Sergant does not identify as an artist — he describes himself as “a facilitator of creativity in social movements.” A famous example is when, as a consultant for Barack Obama’s 2008 presidential campaign, Sergant commissioned street artist Shepard Fairey to design the Hope poster.
“We, as people who want to empower people, need to give people the tools that they need in order to be their own best advocate,” Sergant said.
Sergant sees antisemitism as one aspect of white supremacy. He identified the GIF button as one way he could amplify a message against white supremacy.
“My mother won’t share the same thing my punk rock cousin will.
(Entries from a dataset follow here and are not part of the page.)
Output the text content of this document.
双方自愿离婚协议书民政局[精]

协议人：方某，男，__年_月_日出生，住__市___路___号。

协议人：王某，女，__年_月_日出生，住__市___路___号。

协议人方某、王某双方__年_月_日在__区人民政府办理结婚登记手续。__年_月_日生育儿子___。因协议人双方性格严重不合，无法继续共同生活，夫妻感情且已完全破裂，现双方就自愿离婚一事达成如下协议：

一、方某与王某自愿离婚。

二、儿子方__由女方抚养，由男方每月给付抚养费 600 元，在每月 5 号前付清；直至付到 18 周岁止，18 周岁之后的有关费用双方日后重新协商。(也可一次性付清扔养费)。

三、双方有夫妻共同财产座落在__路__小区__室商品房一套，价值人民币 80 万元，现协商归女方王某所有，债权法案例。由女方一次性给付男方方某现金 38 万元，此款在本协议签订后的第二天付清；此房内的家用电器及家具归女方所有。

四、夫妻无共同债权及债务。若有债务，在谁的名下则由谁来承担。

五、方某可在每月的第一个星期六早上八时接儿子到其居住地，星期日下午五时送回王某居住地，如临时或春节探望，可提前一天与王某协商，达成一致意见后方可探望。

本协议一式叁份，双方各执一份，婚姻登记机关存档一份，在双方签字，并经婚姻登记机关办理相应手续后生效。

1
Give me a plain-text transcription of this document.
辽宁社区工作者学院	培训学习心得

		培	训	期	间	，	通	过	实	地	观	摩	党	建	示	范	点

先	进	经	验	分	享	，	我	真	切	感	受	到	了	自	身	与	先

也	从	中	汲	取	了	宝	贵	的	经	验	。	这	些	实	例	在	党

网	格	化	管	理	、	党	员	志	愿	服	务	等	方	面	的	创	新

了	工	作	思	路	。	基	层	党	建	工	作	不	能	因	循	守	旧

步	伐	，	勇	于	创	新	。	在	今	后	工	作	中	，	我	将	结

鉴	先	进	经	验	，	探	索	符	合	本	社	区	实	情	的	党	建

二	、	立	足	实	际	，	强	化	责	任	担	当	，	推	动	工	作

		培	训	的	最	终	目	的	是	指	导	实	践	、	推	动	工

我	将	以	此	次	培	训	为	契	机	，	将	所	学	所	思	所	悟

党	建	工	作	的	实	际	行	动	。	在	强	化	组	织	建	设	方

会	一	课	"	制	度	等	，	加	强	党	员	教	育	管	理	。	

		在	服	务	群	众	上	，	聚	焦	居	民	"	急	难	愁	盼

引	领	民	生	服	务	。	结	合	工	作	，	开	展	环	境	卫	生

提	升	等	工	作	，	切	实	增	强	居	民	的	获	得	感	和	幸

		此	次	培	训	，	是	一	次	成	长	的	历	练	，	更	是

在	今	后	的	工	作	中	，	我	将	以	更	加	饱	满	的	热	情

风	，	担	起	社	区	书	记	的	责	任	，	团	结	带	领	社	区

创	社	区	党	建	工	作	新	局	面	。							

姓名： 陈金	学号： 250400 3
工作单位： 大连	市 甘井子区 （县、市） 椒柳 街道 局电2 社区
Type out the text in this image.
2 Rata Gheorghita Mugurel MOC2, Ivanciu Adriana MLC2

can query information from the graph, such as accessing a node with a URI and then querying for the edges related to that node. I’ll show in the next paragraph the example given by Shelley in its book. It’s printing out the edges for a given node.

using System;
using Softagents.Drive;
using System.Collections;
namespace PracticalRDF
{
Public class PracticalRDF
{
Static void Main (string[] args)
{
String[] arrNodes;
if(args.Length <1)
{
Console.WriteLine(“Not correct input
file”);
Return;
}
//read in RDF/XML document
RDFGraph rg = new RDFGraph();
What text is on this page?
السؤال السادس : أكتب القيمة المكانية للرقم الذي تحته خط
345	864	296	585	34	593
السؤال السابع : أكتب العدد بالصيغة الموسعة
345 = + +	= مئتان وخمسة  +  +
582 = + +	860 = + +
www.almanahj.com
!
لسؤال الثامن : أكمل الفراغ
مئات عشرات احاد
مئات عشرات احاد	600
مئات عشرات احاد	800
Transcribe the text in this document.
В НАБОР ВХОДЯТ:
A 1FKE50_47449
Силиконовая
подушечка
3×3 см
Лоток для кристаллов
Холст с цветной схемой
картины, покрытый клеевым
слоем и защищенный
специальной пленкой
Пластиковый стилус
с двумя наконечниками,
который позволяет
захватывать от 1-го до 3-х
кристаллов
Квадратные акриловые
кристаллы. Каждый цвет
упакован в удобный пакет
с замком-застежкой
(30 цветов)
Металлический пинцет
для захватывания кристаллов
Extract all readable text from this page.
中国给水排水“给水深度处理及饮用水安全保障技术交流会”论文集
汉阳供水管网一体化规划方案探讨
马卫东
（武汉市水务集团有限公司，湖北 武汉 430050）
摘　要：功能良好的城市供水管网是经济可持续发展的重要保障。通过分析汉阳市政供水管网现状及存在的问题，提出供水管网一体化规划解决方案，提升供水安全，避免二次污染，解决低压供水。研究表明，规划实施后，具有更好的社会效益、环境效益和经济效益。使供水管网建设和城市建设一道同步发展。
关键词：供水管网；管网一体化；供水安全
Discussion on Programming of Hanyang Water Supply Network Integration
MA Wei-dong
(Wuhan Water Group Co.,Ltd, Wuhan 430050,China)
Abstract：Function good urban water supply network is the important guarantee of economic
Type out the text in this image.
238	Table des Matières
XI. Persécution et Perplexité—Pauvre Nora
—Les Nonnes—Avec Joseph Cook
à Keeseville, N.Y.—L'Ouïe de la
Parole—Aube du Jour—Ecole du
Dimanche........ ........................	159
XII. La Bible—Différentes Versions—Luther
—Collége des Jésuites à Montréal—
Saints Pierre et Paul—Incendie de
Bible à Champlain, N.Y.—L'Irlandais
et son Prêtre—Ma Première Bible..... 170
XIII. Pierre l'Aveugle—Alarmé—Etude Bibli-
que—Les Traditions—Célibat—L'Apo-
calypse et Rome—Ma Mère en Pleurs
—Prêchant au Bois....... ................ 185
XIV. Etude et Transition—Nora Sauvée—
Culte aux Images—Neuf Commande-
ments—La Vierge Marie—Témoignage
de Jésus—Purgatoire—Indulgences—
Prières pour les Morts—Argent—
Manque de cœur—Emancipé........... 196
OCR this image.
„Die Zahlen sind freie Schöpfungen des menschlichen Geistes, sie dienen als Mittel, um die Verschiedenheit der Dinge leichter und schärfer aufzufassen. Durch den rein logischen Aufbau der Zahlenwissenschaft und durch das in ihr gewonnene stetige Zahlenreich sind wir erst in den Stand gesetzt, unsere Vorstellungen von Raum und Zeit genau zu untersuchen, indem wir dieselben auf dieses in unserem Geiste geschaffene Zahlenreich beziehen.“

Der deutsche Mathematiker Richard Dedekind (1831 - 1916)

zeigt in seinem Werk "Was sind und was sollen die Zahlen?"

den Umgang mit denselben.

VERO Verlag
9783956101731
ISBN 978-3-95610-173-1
My knitting next-door neighbor will endorse something different from my bike messenger co-worker.”
So TaskForce launched the INTO ACTION lab, ” a movement of designers, illustrators, animators and artists building cultural momentum around civic engagement.” Sergant set what he called an “audacious goal of a billion views.” The lab just passed 70 billion.
Often acts of prejudice are an attempt to silence the victim. But for Schragis and Katz, art is a way of communicating the complicated feelings that come up when one is a target. For Sergant, GIFs communicate a more universal message of solidarity. Either way, the above responses demonstrate that as American Jews, we have voices, and we will not be silenced.